Let’s Not Make Anyone Uncomfortable

Bill Neinast


The degree of coarseness of sandpaper and files affects how quickly a hard surface can be reduced in shape and size.  As society’s spiral into coarseness was lamented here last week, an examination of the effects of that coarseness on life in general is in order.  

This coarsening of how people converse with others does affect other human activities.  One of those is the reduction of common sense.  How else can the following be explained?

The gifted student program at PS 139, a New York City elementary school, is being dropped because school officials think it lacks diversity.  As of January 24, Students of Academic Rigor, or SOAR, would not accept applications for incoming kindergarteners.

The school principal explained that, “Our Kindergarten classes will be heterogeneously grouped to reflect the diversity of our student body and the community we live in.”  Does this mean that there are no young Condoleezza Rices, Ben Carsons, Colin Powells, Ted Cruzs, or Marco Rubios in the area?

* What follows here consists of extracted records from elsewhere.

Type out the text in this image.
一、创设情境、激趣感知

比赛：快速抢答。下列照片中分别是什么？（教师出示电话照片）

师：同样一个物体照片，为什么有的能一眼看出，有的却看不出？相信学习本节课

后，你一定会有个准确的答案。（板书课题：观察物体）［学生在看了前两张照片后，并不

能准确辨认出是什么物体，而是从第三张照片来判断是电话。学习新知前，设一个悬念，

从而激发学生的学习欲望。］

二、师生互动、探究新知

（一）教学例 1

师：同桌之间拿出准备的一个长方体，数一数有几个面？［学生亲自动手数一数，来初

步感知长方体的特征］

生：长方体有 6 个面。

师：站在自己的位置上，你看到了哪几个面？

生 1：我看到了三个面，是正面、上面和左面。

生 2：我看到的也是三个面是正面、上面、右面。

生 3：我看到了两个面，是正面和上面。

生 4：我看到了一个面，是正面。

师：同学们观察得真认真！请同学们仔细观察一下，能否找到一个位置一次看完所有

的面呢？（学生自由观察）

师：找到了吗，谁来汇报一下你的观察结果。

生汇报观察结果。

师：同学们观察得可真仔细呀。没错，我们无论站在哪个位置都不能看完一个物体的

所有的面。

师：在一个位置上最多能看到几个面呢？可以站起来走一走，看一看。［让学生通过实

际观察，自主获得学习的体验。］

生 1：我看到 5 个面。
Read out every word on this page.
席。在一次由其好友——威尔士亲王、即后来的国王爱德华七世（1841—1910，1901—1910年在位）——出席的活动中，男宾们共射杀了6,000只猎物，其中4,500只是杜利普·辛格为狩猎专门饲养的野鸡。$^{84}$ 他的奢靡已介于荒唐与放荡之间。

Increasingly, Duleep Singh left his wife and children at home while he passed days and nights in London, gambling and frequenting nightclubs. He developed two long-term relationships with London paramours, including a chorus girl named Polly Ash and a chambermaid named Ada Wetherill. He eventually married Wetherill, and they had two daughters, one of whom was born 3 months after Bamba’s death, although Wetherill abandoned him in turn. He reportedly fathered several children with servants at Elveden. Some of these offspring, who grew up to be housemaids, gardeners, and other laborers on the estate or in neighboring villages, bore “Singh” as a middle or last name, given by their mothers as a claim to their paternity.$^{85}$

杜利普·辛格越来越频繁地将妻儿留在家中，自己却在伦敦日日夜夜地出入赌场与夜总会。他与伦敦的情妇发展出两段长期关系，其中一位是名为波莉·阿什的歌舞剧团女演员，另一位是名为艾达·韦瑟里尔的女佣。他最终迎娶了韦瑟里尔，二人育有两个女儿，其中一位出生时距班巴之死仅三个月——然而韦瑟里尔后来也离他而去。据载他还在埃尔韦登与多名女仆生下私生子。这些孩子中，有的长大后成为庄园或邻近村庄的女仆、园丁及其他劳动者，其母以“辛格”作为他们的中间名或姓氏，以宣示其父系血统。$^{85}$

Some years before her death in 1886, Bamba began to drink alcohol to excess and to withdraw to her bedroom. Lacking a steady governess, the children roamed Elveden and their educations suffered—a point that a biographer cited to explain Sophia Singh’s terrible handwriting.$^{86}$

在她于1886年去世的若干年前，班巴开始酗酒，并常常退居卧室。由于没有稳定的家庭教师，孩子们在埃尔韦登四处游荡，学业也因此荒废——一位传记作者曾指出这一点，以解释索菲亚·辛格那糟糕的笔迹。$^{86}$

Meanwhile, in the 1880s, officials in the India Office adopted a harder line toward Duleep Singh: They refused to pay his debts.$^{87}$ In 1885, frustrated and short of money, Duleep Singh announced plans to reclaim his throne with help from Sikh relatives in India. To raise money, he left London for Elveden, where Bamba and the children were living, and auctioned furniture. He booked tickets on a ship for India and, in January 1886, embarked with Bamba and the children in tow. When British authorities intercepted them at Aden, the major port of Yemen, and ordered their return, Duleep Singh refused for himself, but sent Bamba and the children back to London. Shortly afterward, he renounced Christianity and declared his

One mother said that the program did have a lot of white students, but worried that gifted students now would not be challenged enough. She added, “Where are they going to put the higher-level students? Sometimes, there are different levels, and teachers can’t handle all the levels in one class.” 

The school principal responded, “At PS 193, we believe that all children can learn and achieve high standards. We also know that we want all children at PS 193 to have equal access to high quality, challenging curriculum, and to have ample opportunities to master complex material and build academic and personal self-confidence. We also want our classes to reflect the diversity of our community. We believe we can have both: classrooms characterized by rigor and diversity.”

Compare that with another screwy decision by the administrators of the Fort Collins High School in Colorado.  The decision there was to deny a request for a spirit week day honoring America because it might offend non-Americans.   As one member of the student council reported, “They [the administrators] said they didn’t want to offend anyone from other countries or immigrants. They just really did not want to make anyone feel uncomfortable.”

Would a week honoring the state of Colorado be allowed in Fort Collins, or would that offend Texans and citizens of other states?

Texas is not immune from such stupidity either.  Just a few months ago, organizers of a winter party at Nichols Elementary School in Frisco, a suburb of Dallas, were directed to avoid all mentions of Christmas at the event.  The news releases on this stroke of brilliance did not discuss whether Hanukkah or Ramadan could be mentioned.

All of this almost pales into insignificance when compared with the endless reports of zero tolerance policy abuses.  These include the school suspension of a student for eating a pop tart in a shape that looked like a hand gun to his teacher.  In another case, two boys were suspended from school for playing cops and robbers by pointing their fingers at each other and saying “Pop!”  Even worse was the suspension of two boys for playing cops and robbers with toy guns in the front yard of one of the boy’s home because it was too close to the school bus stop.

Actions like these are as coarse to some as the practice or belief that everyone has to use the same vulgar language to be understood by others. Particularly galling is the locale of the examples.  Each occurred in a public school.

The function of a school is to educate.  Education includes the ability to think, reason, and make rational decisions.  Textbooks are not the only medium for imparting this knowledge.  Parents, teachers, and other authority figures are role models for the decision making process.

The adults are not only role models, they are the best teaching medium.  When they cannot or will not recognize that births are not fair, how can children be expected to recognize or appreciate the differences among us.

Einstein was born with a brain but probably could not pass a football.  Johnny Football can throw and run a football better than anyone on college campuses, but probably cannot fathom the Einstein Theory of Relativity.  Should two kindergarteners with as wide a difference in abilities as Einstein and Johnny Football be expected to benefit equally from one form of education?

The obsession with “fairness” and fear of having even one person feel uncomfortable is dragging this country down to the lowest common denominator.

So here’s the perspective.

A New York school is dropping its program for academically gifted students.  The unstated reason is that the program makes students who are not so well qualified uncomfortable.  

If that reasoning is to be applied equitably, will all athletic programs at the school in which some students cannot perform on an equal footing with the star players be shelved?